The fictional country Wakanda, which features heavily in the film Black Panther, bears more than a passing resemblance to the Kingdom of Saudi Arabia itself: a monarchy with vast wealth amassed from a single, widely coveted natural resource. Both countries have what are known as “command and control” economies – economies where the central government dictates production goals of raw materials: in Wakanda’s case, the indestructible metal Vibranium, and in the case of Saudi Arabia, crude oil. Wakanda also represents the Saudi dream: a strong economy with a futuristic mega-city, deeply in touch with its cultural roots.

Crown-prince Mohammad bin Salman (son of King Abdulaziz), sees himself as a reformer, much like the movie’s fictional King T’challa of Wakanda; keen to build bridges with the west. Mohammad bin Salman (MbS as he is known in the west), also hopes to vastly reform the backward gender laws in his country. Thus far, he has granted women the right to drive and relaxed laws on free mixing between men and women – setting the Kingdom on the path to becoming a more moderate theocracy. He has made special efforts to maintain good ties with western leaders- meeting president Trump very soon after his election and vocally sharing his tough stance against global terrorism- a theme that is also strongly echoed in the film. In fact, parallels have been drawn between Killmonger, the exiled terrorist son of Wakanda and Osama bin Laden, the leader of al-Qaeda and ex-member of the Saudi ruling elite. The fact that the film presents the CIA as a helpful American aid in the form of the character of Everett Ross (played by the ever-affable Martin Freeman) interestingly ties in strongly with Saudi’s historically open cooperation and strong links with the intelligence agency.

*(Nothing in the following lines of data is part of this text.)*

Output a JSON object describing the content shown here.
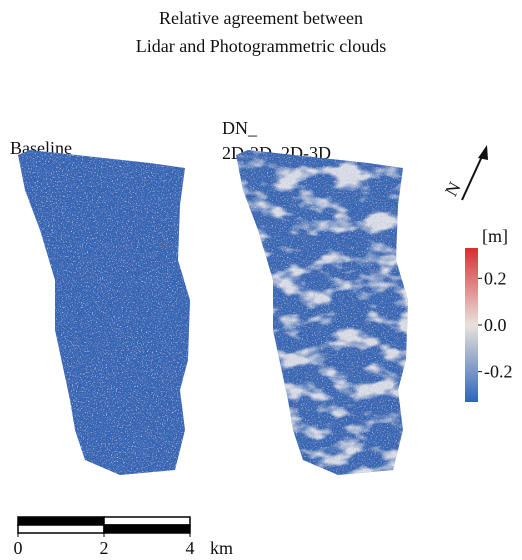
{
  "title": [
    "Relative agreement between",
    "Lidar and Photogrammetric clouds"
  ],
  "panels": [
    {
      "label": [
        "Baseline"
      ]
    },
    {
      "label": [
        "DN_",
        "2D-2D_2D-3D"
      ]
    }
  ],
  "north": "N",
  "colorbar": {
    "label": "[m]",
    "lim": [
      -0.33,
      0.33
    ],
    "ticks": [
      0.2,
      {
        "value": 0,
        "label": "0.0"
      },
      -0.2
    ]
  },
  "scalebar": {
    "lim": [
      0,
      4
    ],
    "ticks": [
      0,
      2,
      4
    ],
    "unit": "km"
  }
}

Chadwick Boseman as T’Challa in Black Panther

More than a few differences

Despite all of the reforms proposed by the new crown-prince of Saudi Arabia, it seems that any comparison with the fictional Wakanda are hopeful at best. The Kingdom still has a very high unemployment rate at 12.7% and it is increasing (thanks in part to volatile oil prices). Saudi society still trails far behind the rest of the world (and Wakanda) in tackling issues such as gender equality and widespread poverty amongst the lower socioeconomic classes. It is also not quite the isolationist utopia the government would like it to be compared to. The Saudi government’s involvement in the war in Yemen and continued interference in countries such as Lebanon and Qatar show that it still has a long way to go if it is to achieve the moral commendation of Wakanda.

Saudi Arabia is in a state of revolution in all senses of the word. Its lifting of the ban on movie theatres is just one step on its way; diversification of the economy away from oil will no doubt also help, but MbS’ vision for the Kingdom is far more wide-reaching. Wakanda may be a Hollywood utopia, but it is a state that Saudi Arabia is moving towards.